Comme je disais, mon partenaire et moi avons été arrêtés à notre domicile en 2010 et accusés de « possession et trafic de dagga » (terme vernaculaire sud-africain pour le cannabis). Nous risquions une peine de 7 à 10 ans d’emprisonnement et nous avons décidé de contester les lois. Le manque de preuves crédibles des méfaits du cannabis qui sous-tendent les lois du monde entier est à l’origine du mécontentement de nos communautés et motive notre activisme. Lorsque nous avons contesté les lois, il appartenait à notre gouvernement de présenter ses raisons pour l’interdiction, mais, jusqu’à présent, nous n’avons eu droit qu’à des jugements moraux et à un processus long et frustrant de réforme législative. Aucun pays au monde n’a jamais réformé ses lois sur le cannabis à la lumière de preuves scientifiques. C’est toujours le potentiel économique des utilisations industrielles et médicinales de la plante qui a motivé la réforme, par opposition au sort des citoyens et à leur consommation de cannabis. En Afrique, nous voyons cela se produire, où les pays discutent de la délivrance de licences pour les médicaments et le chanvre, mais continuent d’arrêter leurs citoyens dans la rue, ce qui constitue une tragédie des droits de l’homme.

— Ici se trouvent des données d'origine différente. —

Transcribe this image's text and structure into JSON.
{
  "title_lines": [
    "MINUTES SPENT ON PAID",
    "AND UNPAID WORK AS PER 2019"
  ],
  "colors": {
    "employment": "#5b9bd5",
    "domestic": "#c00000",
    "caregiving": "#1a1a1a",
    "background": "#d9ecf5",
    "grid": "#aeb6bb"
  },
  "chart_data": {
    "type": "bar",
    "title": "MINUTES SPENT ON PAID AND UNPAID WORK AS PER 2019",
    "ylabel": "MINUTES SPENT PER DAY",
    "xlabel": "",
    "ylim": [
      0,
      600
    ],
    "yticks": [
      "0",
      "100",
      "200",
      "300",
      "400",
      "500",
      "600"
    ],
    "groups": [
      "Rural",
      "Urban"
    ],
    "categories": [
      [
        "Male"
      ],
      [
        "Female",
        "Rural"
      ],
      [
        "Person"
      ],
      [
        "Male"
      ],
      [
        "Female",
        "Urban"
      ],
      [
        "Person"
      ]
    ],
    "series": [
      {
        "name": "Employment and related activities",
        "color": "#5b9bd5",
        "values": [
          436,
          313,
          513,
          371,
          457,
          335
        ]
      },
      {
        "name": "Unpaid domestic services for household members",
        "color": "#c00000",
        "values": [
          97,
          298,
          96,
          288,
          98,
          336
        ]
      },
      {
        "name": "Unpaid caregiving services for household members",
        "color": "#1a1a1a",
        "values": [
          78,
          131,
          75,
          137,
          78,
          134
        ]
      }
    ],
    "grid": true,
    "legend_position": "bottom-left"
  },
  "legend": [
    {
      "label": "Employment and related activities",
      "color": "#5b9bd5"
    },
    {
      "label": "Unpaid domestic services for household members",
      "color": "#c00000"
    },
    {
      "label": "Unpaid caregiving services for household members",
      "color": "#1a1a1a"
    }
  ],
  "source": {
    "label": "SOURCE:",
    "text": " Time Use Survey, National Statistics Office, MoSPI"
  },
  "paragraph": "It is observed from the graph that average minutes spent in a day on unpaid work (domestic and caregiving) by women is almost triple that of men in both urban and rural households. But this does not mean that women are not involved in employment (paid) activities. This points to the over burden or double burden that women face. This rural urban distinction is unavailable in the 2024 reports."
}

Pourquoi la fin de la prohibition représenterait-elle une avancée pour le respect des droits de l’homme ?

Les lois sont promulguées afin de protéger les droits des citoyens et comme protection contre divers préjudices. Au niveau international, nous voyons la réforme de la loi sur le cannabis adoptée dans l’intérêt de l’économie au-dessus des droits de l’homme. La fin de la prohibition serait une victoire pour notre droit à la liberté cognitive. Cela fait référence au droit fondamental d’un individu à avoir une autonomie sur ses propres pensées et processus mentaux, ce qui signifie essentiellement la liberté de contrôler ce qui se trouve dans son esprit sans interférence extérieure, en particulier en ce qui concerne les drogues et les technologies émergentes qui pourraient manipuler l’activité cérébrale. Il est souvent décrit comme le « droit de penser par soi-même » et comprend le droit de choisir comment accéder et utiliser les drogues et les technologies améliorant les fonctions cognitives sans coercition. Vous pourriez utiliser cette citation de Paul-Michael Keichel (Directeur de l’équipe juridique de Fields of Green for ALL): « L’humanité a le droit fondamental à la liberté cognitive. C’est, en substance, le droit de consommer des substances afin de changer d’avis comme on le souhaite, sans interférence de l’État ou de qui que ce soit d’autre. À condition de ne pas nuire aux autres ou de ne pas se faire de mal au point de représenter une charge inacceptable pour les ressources de l’État. »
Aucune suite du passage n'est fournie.